Abstract

Flow-induced vibration (FIV) is a widespread problem in energy systems because they rely on fluid movement for energy conversion. Vibrating structures may be damaged as fatigue or wear occur. Given the importance of reliable components in the nuclear industry, flow-induced vibrations have long been a major concern in the safety and operation of nuclear reactors. In particular, nuclear fuel and steam generators have been known to suffer from flow-induced vibrations and related failures. Over the past five years, the Nuclear Energy Advanced Modeling and Simulation program has developed the integrated multiphysics code suite SHARP. The goal of developing such a tool is to perform multiphysics modeling of the components inside a reactor core, the full reactor core or portions of it, and be able to achieve that with various levels of fidelity.
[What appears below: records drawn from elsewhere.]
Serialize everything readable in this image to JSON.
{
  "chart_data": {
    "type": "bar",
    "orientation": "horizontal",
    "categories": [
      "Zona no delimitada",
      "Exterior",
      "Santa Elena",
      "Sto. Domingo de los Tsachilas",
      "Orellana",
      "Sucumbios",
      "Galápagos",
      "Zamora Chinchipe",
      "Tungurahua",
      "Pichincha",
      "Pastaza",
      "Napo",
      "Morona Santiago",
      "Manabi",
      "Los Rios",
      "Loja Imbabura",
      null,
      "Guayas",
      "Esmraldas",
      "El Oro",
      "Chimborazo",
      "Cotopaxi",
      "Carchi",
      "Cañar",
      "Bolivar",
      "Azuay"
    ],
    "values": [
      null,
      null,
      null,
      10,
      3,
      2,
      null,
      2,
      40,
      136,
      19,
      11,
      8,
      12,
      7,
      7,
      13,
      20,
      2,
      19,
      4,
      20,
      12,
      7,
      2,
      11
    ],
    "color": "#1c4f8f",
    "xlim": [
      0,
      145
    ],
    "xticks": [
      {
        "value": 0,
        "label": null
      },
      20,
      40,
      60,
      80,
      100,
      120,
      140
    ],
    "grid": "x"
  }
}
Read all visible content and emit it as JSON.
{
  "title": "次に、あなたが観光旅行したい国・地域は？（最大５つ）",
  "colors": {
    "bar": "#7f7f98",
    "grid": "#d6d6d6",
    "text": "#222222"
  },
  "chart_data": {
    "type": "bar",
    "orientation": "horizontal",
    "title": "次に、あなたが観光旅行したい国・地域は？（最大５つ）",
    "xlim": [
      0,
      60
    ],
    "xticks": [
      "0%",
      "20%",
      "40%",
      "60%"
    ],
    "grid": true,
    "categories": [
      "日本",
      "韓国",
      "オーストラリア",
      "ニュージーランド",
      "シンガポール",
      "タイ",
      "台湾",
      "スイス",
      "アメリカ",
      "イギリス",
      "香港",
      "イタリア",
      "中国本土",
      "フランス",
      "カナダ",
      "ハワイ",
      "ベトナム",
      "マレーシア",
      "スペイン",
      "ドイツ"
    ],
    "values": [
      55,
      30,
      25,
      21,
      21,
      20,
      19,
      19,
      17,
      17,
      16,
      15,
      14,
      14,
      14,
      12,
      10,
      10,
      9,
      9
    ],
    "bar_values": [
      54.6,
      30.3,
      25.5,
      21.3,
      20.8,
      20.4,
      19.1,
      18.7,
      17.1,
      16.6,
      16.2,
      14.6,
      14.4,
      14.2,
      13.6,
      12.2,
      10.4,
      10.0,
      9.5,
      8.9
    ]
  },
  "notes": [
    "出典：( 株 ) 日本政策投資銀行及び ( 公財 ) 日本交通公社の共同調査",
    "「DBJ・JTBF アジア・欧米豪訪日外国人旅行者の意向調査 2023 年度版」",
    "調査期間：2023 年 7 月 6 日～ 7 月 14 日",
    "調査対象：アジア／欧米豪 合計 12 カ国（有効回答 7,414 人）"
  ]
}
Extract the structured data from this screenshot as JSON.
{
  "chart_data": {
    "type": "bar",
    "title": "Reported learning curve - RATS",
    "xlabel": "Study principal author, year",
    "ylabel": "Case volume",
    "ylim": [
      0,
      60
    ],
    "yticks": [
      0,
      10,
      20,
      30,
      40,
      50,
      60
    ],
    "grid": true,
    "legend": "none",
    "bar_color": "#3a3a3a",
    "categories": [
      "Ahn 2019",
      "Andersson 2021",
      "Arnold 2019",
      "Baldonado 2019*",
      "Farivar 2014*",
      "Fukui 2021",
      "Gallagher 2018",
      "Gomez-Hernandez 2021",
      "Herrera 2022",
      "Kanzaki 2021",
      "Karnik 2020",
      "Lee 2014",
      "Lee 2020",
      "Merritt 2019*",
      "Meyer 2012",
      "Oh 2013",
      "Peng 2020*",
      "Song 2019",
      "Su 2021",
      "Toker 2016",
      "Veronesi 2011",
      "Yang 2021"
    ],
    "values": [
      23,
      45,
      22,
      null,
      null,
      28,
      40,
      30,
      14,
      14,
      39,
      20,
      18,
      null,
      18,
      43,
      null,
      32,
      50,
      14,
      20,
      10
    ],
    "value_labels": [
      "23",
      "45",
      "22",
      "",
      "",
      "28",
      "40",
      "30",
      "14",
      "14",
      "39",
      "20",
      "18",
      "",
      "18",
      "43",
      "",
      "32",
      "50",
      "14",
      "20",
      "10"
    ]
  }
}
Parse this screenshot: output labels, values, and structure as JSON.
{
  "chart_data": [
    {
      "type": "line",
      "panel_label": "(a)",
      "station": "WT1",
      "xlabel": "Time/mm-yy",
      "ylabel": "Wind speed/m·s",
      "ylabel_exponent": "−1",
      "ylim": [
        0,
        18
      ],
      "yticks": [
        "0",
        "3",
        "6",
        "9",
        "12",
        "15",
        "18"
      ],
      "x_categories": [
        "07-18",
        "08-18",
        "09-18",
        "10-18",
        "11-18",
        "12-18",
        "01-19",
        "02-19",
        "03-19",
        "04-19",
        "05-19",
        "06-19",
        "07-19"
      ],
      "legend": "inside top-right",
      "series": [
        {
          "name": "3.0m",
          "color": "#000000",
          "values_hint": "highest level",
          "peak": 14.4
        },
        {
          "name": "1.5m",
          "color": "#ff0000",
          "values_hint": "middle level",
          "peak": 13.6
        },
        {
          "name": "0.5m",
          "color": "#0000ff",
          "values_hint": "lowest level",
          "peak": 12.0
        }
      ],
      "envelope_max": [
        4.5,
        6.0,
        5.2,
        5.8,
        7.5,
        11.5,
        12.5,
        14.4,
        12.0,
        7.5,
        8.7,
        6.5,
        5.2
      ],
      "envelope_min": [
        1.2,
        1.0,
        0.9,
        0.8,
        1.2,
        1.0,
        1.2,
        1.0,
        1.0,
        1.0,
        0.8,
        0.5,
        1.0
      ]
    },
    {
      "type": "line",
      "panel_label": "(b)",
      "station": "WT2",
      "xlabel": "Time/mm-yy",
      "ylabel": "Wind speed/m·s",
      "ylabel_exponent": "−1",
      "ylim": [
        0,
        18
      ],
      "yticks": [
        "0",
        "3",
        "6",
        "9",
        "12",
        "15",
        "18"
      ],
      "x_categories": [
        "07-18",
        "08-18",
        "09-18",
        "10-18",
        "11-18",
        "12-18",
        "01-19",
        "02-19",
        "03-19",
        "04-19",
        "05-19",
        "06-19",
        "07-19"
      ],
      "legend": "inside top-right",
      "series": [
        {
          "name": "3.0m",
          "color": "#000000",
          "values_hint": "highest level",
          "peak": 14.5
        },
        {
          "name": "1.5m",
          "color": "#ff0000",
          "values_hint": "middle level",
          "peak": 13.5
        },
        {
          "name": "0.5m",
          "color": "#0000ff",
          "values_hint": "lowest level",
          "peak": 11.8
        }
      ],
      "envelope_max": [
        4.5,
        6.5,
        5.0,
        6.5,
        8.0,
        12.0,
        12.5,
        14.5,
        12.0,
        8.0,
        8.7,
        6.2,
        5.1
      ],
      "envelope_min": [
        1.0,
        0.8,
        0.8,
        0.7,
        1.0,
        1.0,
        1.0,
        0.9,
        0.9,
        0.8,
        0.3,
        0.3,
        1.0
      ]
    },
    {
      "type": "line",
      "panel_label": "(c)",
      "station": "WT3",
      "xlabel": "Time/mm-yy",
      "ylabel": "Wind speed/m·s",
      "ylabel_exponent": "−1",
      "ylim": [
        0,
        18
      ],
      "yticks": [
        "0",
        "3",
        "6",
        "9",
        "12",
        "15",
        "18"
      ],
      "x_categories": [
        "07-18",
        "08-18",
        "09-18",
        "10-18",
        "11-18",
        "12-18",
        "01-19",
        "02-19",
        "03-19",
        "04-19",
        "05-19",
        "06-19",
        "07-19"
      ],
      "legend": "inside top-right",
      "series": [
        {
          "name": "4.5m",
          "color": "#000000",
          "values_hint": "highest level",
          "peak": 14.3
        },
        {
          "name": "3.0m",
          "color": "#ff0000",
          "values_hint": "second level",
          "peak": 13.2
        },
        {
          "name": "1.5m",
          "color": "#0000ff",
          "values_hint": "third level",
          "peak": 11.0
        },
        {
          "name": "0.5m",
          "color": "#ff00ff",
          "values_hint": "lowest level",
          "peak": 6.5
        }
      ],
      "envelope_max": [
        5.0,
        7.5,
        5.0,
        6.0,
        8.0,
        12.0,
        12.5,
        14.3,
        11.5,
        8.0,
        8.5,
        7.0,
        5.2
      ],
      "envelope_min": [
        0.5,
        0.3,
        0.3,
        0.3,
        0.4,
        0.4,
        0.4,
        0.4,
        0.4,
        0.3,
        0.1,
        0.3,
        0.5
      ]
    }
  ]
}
This flexibility allows users to select the appropriate level of fidelity for their computational resources and design constraints. In particular SHARP contains high-fidelity single-physics codes for structural mechanics and fluid mechanics calculations: the structural mechanics implicit code Diablo and the computational fluid dynamics spectral element code Nek5000. Both codes are state-of-the-art. highly scalable (up to millions of processors in the case of Nek5000) tools that have been extensively validated. These tools form a strong basis on which to build an FIV modeling capability. This work discusses in detail the implementation of a fluid-structure interaction methodology in SHARP for simulating flow-induced viration based on the coupling between Diablo and Nek5000. Initial verification and validation efforts are also discussed, with a focus on standard benchmark cases: the flow past a cylinder, the Turek benchmark, and the flow in a Coriolis flow meter.